In November 2002, the UNSC unanimously approved Resolution 1441 which imposed a deadline of on Iraq’s President Sadam Hussein to surrender fabled “weapons of mass destruction.” When he said he had none, the USA, Great Britain, Australia and Poland felt justified to gang up on him and invade Iraq. That alarmed no less than the UN Secretary-General, Kofi Annan, who denounced the invasion as a gross violation of the Charter. While visiting the USA in 2015, Foreign Affairs Minister of China, Wang Yi, said that China has always used its veto power to check “ the instinct for war and resist the power politics.”

“The use of force abroad according to existing international laws can only be sanctioned by the UN. This is international law.
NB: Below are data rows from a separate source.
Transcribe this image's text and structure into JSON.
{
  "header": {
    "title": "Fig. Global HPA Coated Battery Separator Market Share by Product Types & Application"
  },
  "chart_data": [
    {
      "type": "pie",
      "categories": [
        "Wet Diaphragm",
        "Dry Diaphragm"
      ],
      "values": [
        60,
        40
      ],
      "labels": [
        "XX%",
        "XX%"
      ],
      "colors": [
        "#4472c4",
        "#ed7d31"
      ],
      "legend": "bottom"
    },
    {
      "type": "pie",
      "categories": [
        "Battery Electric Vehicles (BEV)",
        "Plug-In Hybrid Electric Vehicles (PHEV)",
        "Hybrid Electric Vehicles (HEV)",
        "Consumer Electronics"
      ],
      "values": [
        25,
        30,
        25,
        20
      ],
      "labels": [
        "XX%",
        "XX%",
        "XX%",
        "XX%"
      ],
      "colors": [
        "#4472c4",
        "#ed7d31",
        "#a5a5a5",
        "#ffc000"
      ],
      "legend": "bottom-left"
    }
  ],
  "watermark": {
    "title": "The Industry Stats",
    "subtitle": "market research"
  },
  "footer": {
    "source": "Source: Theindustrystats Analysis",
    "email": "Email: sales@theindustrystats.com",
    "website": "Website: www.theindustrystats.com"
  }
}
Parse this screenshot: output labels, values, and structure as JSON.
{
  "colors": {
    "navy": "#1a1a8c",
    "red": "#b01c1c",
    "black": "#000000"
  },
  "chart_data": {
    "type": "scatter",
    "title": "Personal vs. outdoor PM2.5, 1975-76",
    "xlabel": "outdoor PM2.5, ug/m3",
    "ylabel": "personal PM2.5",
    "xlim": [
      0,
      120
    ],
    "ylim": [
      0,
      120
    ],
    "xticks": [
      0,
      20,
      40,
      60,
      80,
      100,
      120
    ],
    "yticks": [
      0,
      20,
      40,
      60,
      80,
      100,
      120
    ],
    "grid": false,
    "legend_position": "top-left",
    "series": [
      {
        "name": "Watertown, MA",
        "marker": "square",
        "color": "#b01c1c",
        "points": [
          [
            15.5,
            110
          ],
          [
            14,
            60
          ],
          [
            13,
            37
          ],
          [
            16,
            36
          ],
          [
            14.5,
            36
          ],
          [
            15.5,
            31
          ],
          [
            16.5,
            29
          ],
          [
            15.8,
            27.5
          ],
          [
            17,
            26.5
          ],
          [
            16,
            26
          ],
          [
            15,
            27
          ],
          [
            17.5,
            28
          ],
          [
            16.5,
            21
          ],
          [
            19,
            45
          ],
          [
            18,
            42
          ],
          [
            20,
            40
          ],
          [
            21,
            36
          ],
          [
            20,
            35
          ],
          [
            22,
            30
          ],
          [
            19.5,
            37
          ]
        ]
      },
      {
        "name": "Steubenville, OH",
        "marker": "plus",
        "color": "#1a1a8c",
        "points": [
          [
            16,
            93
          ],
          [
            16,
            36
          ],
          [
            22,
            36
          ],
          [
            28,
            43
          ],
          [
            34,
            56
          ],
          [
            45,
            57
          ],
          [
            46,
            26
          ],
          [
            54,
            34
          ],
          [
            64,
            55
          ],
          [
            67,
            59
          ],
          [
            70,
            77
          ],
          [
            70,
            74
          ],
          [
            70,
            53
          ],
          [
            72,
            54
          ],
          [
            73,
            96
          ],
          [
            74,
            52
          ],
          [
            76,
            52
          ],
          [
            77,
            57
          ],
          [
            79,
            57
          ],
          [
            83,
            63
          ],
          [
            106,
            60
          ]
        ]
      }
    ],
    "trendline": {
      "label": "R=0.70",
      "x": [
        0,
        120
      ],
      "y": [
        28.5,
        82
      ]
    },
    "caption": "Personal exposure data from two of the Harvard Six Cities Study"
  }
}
Anything done without the UNSC’s sanction cannot be recognized as fair or justified…” President Putin again, in December 2003. To no one’s surprise, Russia has consistently vetoed resolutions about Ukraine which held the federation accountable for aggression, demanded that it protect civilians, including children and called for rapid, safe and unhindered humanitarian assistance. The approval of the resolution was a test for the rest of the permanent members of the UNSC as well as for the non-permanent members.

I do not wonder why the UNSC has not issued a resolution to put an end to Russia’s invasion of Ukraine. It was the Russian Federation’s turn to be president of the UN Security Council and Pres. Vladimir Putin took full advantage of that. He ordered Vasily Nebenzya, the Russian representative to the UNSC to wield the veto power and crush resolutions with his negative vote.